Samsung Electronics has reported a massive surge in first-quarter profits however they have warned that the Russian Ukraine war surging inflation and Covid outbreaks that have led to lockdowns in China is a major problem for the South Korean business.

The Companies net income increased more than 50% US$8.8 billion in the three months ended March with strong sales of memory chips and premium smartphones.

The Samsung owned Harman business delivered $2.67 billion in revenue down 7% for the quarter. Year to date the business is up 13%.

As for TV sales Samsung said that the market contracted due to seasonality and the effect of last year’s pent up demand due for TV’s.

The business has maintained revenue growth momentum due to increased sales of premium products such as their NeoQLD TV’s.

The business is also looking to growth from their BESPOKE range of products that have not been launched in Australia.

Neo QLED 8K/Lifestyle products have been hit by high manufacturing costs, high material costs and global logistics.

The Company has moved to increase sales of premium Samsung products by increasing their manufacturing capabilities around the world.

Samsung is considered a bellwether for the tech industry since it’s the largest producer of memory chips for customers like Apple, as well as being the biggest smartphone maker in the world.

“It is an immense challenge to predict the duration or market ripple effects of various macro issues such as the Russian-Ukraine war and global inflation,” said Jinman Han, executive vice president for the memory chip business.

Samsung declined to make a financial forecast for the year because of the many uncertainties.

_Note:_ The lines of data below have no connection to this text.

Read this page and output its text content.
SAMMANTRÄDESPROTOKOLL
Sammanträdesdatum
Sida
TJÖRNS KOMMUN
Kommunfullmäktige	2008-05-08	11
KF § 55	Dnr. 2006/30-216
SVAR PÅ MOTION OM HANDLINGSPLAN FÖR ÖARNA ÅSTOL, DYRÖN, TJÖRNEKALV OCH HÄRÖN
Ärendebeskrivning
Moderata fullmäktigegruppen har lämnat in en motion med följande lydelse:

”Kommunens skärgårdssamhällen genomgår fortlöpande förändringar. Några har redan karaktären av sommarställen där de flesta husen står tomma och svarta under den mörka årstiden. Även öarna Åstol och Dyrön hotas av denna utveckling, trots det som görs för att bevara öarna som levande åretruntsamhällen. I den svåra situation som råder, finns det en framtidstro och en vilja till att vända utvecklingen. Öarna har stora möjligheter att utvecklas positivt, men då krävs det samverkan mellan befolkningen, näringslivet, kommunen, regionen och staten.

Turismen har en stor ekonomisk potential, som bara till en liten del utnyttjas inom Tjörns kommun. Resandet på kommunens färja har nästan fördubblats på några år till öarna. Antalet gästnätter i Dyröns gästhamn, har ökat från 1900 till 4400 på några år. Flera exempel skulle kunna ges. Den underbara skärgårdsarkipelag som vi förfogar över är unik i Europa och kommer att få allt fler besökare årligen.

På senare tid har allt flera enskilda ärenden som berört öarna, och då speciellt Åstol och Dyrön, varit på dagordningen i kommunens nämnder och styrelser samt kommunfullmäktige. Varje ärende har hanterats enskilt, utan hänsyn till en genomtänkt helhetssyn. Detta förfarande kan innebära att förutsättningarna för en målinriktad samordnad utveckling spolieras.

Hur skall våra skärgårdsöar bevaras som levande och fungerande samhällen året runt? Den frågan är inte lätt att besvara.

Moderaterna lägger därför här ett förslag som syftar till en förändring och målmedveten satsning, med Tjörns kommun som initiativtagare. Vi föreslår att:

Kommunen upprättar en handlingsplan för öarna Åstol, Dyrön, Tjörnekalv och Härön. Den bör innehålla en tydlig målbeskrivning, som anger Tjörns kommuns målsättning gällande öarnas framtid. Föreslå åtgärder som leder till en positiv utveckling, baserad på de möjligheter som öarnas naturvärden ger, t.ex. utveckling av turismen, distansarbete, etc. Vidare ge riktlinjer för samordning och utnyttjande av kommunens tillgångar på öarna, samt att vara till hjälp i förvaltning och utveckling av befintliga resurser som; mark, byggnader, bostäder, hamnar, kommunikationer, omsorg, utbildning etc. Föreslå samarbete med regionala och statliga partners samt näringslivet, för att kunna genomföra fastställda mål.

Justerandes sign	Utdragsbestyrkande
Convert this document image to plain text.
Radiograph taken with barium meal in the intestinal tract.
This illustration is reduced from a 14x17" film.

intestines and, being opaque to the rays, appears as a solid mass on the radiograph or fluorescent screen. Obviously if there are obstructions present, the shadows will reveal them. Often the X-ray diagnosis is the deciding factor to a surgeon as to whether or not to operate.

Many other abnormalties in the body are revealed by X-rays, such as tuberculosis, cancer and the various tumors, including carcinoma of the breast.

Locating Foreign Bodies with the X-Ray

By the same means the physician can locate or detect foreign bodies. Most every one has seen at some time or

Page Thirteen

Its shares fell nearly 1% in trading this morning in Seoul.

“A surge in raw materials prices caused by the Russia-Ukraine war” is hitting the smartphone industry, Han said.

“The consumer sentiment has potential to recover later in the quarter, with the launch of new form factor models, with people spending more time outside following gradual reopening in some countries, with the resumption of investment in 5G infrastructure.”

Global smartphone shipments declined 11% in the first quarter, the worst drop since the virus broke out, Canalys data showed. Samsung projected smartphone demand would rise in the second half of the year after a slight decline in the current quarter.

Bloomberg said that while Samsung’s pledge to actively pursue mergers and acquisitions has stalled, there’s rising expectations that Vice Chairman Jay Y. Lee — out from prison on parole — may get back to the office within this year.

South Korea’s major business lobby groups sent a joint letter urging President Moon Jae-in to pardon Lee, citing rising risks in the global business environment, according to Yonhap News. The move comes as U.S. President Joe Biden is planning to visit Samsung’s most advanced chip plant in Pyeongtaek during his trip to South Korea in late May.